The observations of West and D
uBois help us understand why, as Ron observes, the house-elves don’t seem to want to be free. Judged only on the basis of appearances, Ron’s observation is right. His mistake is to infer from this that there is no duty to free them, let alone a duty not to free them. On the contrary, their resistance to their freedom is an indication not of the depths of their hearts’ desire, but of the depth of their bondage. So the first argument fails.

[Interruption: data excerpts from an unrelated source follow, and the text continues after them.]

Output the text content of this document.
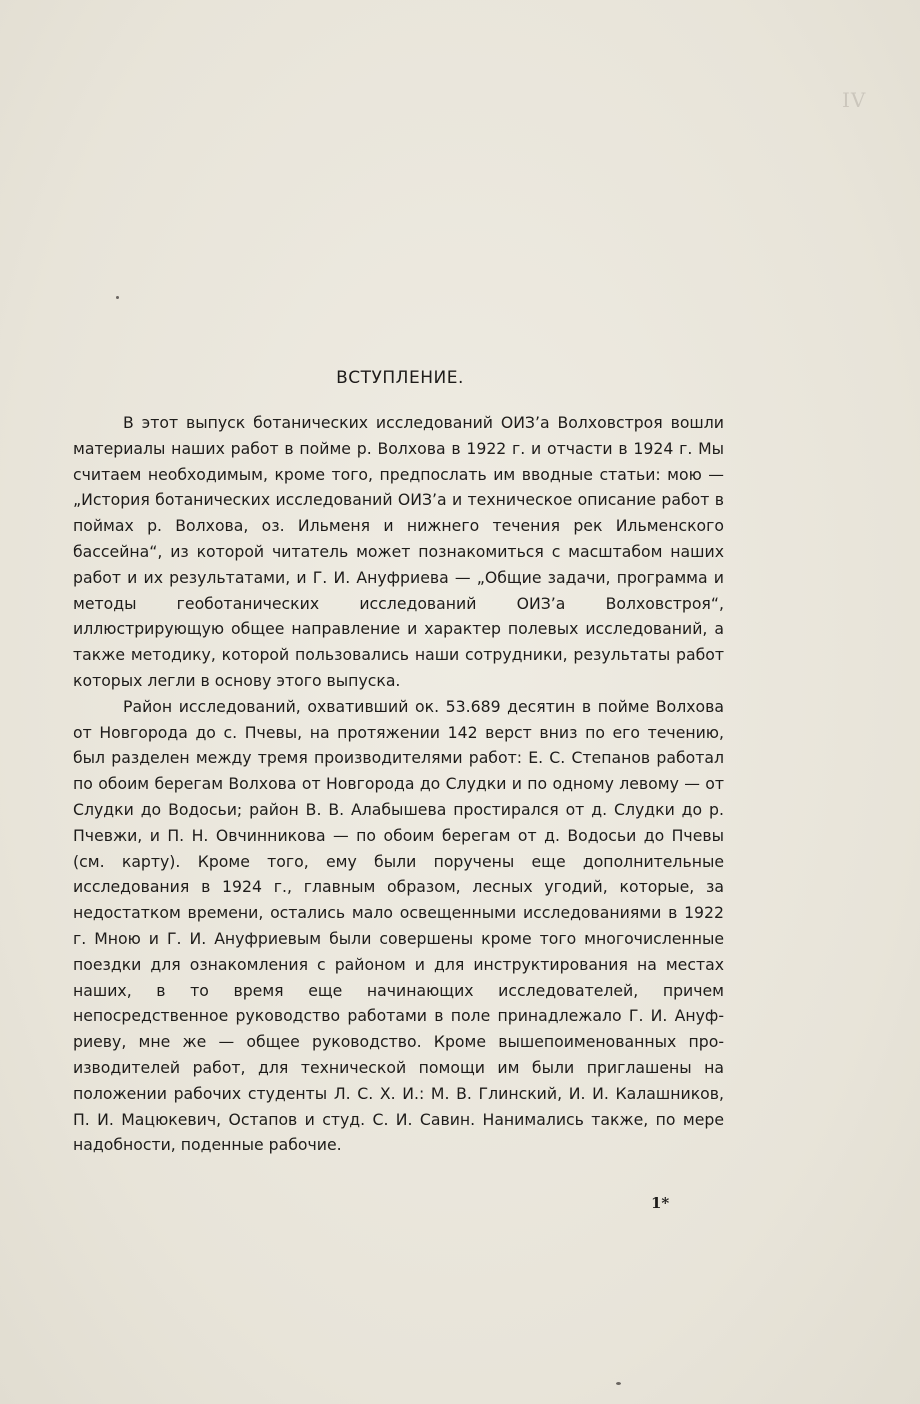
IV
ВСТУПЛЕНИЕ.

В этот выпуск ботанических исследований ОИЗ’а Волховстроя вошли материалы наших работ в пойме р. Волхова в 1922 г. и отчасти в 1924 г. Мы считаем необходимым, кроме того, предпослать им вводные статьи: мою — „История ботанических исследований ОИЗ’а и техническое описание работ в поймах р. Волхова, оз. Ильменя и нижнего течения рек Ильменского бассейна“, из которой читатель может познакомиться с масштабом наших работ и их результатами, и Г. И. Ануфриева — „Общие задачи, программа и методы геоботанических исследований ОИЗ’а Волховстроя“, иллюстрирующую общее направление и характер полевых исследований, а также методику, которой пользовались наши сотрудники, результаты работ которых легли в основу этого выпуска.

Район исследований, охвативший ок. 53.689 десятин в пойме Волхова от Новгорода до с. Пчевы, на протяжении 142 верст вниз по его течению, был разделен между тремя производителями работ: Е. С. Степанов работал по обоим берегам Волхова от Новгорода до Слудки и по одному левому — от Слудки до Водосьи; район В. В. Алабышева простирался от д. Слудки до р. Пчевжи, и П. Н. Овчинникова — по обоим берегам от д. Водосьи до Пчевы (см. карту). Кроме того, ему были поручены еще дополнительные исследования в 1924 г., главным образом, лесных угодий, которые, за недостатком времени, остались мало освещенными исследованиями в 1922 г. Мною и Г. И. Ануфриевым были совершены кроме того многочисленные поездки для ознакомления с районом и для инструктирования на местах наших, в то время еще начинающих исследователей, причем непосредственное руководство работами в поле принадлежало Г. И. Ануфриеву, мне же — общее руководство. Кроме вышепоименованных производителей работ, для технической помощи им были приглашены на положении рабочих студенты Л. С. Х. И.: М. В. Глинский, И. И. Калашников, П. И. Мацюкевич, Остапов и студ. С. И. Савин. Нанимались также, по мере надобности, поденные рабочие.

1*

But perhaps the second argument holds. On this argument there is agreement that the house-elves’ enslavement is a bad thing, yet disagreement that it is bad enough to create a duty on our part to do anything about it. After all, so many bad things happen that we cannot seriously be expected to prevent them all. No sensible morality could require so much. The reply to this argument is twofold.78
First, we may note that while this reply might be sensible with respect to large-scale evils that cannot be prevented, there is something a little disingenuous about applying it to problems for which human beings are not only responsible but which are susceptible to correction. The house-elves, one could point out, were not always enslaved. The statue of the races in the Ministry of Magic is evidence that, nominally at least, house-elves were accorded equal status in the past (OP, p. 127). Thus it isn’t so easy for the wizarding world to wash its hands of the matter. Secondly, it must be emphasized that requiring that something be done about the enslavement of the house-elves is not the same thing as requiring that everyone become a moral saint. The claim that the house-elves are entitled to their freedom doesn’t require perfect altruism, it simply requires that house-elves be freed, and there’s plenty of room between the two. Certainly there is sufficient room for the claim that there is a duty to free the house-elves. Careful attention to the claim made on behalf of those suffering the effects of prejudice and slavery should defeat this argument.